In many of my latest pieces, the compositional proces startet with the creation of a network of associations; I am searching for contextual examples, allusions, associations to a certain subject, be it a given instrumentation, genre or a term. The compositional process is being shifted away from the score paper to a surface of associational research.
In this piece I start from the solo instruments that couldn't be more different but also from the players/ musicians themselves.
The analog synthesizer EMS VCS 3, the first portable synthesizer in history (1969) and the flute that was already in use in prehistoric times. But it is not only the age of the instruments that makes them so different but also the kind of sound production (electronic/acoustic), the genre of their typical use ((prog-)rock music/classical music)), but also the whole spectrum of associations and clichés that is bound to each intrument and each interpreter.
A synthesizer player nerd, who prefers to act out his great musical fantasies alone in his studio, stuffed with countless devices and switches; and the flute virtuoso that personifies something elegant, sophisticated, elitist just by her posture.

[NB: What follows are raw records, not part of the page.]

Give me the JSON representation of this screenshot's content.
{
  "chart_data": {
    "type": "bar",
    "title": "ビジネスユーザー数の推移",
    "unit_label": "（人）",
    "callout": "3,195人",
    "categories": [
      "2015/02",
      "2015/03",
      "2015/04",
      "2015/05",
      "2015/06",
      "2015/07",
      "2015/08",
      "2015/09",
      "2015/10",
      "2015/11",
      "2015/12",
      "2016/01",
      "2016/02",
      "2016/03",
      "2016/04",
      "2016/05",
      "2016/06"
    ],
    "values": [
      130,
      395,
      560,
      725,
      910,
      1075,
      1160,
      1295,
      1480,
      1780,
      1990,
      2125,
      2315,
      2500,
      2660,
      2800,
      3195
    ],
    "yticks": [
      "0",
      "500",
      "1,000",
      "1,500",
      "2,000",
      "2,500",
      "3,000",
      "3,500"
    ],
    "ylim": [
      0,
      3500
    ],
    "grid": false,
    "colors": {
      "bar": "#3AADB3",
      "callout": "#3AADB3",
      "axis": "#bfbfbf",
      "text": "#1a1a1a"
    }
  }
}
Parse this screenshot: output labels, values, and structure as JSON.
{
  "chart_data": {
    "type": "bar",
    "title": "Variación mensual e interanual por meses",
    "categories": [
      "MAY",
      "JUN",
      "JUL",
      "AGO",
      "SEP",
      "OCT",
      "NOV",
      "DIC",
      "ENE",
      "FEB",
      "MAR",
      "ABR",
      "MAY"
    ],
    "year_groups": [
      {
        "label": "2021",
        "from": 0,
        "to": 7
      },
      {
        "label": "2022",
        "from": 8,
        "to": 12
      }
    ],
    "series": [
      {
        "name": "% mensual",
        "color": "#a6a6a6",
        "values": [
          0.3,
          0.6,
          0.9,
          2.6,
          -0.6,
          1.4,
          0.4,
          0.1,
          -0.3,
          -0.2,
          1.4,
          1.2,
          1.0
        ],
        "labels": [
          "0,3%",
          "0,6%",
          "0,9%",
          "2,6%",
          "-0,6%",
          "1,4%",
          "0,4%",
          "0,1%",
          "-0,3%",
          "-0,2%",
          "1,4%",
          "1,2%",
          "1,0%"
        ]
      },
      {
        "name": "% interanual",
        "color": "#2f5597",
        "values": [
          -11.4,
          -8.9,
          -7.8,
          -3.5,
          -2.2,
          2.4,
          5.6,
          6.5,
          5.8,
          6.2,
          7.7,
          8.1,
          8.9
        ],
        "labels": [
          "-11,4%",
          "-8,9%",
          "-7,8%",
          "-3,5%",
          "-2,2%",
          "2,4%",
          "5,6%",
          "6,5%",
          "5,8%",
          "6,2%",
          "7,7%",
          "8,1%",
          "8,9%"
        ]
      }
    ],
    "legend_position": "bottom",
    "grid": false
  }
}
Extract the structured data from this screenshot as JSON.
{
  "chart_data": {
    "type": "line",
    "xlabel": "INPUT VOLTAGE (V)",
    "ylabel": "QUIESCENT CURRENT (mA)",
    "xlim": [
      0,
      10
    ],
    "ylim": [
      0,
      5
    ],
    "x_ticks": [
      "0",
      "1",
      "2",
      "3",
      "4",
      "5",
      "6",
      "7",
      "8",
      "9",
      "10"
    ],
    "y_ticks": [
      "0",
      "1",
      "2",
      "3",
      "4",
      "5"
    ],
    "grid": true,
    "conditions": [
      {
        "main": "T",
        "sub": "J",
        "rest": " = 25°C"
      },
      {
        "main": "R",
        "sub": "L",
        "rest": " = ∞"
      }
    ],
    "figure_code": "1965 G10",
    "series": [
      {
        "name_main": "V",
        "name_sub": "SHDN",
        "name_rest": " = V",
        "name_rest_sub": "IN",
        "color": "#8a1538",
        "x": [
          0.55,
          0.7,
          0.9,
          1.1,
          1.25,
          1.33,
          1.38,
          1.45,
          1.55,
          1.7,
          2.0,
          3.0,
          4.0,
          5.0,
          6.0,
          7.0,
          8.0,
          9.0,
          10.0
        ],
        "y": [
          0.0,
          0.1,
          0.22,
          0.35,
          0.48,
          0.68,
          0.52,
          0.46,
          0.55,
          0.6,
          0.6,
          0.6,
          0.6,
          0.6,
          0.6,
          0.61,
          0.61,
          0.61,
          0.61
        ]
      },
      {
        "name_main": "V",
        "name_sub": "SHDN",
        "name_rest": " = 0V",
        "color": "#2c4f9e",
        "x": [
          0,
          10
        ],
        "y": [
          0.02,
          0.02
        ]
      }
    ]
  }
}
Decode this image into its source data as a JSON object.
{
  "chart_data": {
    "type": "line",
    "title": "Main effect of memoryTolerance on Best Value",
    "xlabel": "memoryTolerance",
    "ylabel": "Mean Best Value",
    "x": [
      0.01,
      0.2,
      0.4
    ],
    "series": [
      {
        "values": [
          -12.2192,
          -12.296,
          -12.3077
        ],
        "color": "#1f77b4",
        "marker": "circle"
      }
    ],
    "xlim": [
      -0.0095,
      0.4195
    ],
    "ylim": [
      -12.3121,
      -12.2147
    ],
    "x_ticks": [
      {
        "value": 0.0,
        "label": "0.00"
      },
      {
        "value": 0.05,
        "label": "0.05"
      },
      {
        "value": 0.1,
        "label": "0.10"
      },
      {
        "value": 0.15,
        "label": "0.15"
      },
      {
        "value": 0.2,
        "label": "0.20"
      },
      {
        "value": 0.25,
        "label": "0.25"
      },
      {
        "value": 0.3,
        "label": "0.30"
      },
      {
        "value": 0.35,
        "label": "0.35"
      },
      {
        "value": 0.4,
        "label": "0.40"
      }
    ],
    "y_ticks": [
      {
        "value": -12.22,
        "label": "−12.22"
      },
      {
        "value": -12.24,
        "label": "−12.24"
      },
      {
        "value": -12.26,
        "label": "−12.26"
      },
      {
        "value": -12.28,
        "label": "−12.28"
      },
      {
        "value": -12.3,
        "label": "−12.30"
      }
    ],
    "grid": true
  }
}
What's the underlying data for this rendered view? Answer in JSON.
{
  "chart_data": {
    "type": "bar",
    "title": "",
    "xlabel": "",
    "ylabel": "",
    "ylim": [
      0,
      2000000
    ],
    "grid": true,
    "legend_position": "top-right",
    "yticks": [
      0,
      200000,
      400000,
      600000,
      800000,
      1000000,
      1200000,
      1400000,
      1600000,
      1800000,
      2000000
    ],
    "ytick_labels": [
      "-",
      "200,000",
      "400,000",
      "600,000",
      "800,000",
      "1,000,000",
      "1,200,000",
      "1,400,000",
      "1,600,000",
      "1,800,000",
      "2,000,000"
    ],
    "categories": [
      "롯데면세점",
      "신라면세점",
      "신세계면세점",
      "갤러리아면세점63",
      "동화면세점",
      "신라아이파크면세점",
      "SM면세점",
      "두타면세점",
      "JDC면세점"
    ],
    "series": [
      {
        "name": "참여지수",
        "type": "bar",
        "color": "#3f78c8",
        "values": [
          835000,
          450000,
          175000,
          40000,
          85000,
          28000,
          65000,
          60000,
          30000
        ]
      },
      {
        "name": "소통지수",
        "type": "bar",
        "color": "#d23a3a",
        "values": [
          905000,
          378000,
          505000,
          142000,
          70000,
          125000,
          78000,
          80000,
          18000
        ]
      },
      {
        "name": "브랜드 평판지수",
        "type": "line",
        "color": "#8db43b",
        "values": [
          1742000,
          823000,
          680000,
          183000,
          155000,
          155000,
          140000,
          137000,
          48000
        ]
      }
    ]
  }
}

A classical musician whose career begins with instrumental lessons or with a wonderful talent that is discovered by a caring teacher at school and a rock musician whose career begins with the fascination for the song, heard through his older brother's door and the performance of air guitar or imaginary microphone in front of the mirror. But are these attributes, associated to the synth or flute myth also found in my soloists?
From one side, my piece is an expedition through the history of both instruments; a kind of archaeological trace that will hopefully bring new artifacts to light. But there are more than just nostalgic reasons (though certainly present), that move me to juxtapose the sound of an almost 50 year old synthesizer with the sound of a flute, but also an attempt to discover the synthesizer as an equal voice, to remusicalise his unique palette of sound beyond simple retro/vintage clichés.
At the same time, the piece zooms into the live of both soloists whose musical socialisation is rooted in different places.
Especially we look into the habitats of both protagonists: Living room, practice room, favourite bar, favourite walks. They are intimate projections of their daily live, which will hopefully reveal something of each of them: A discreet look at their thoughts, wishes, dreams, disappointments.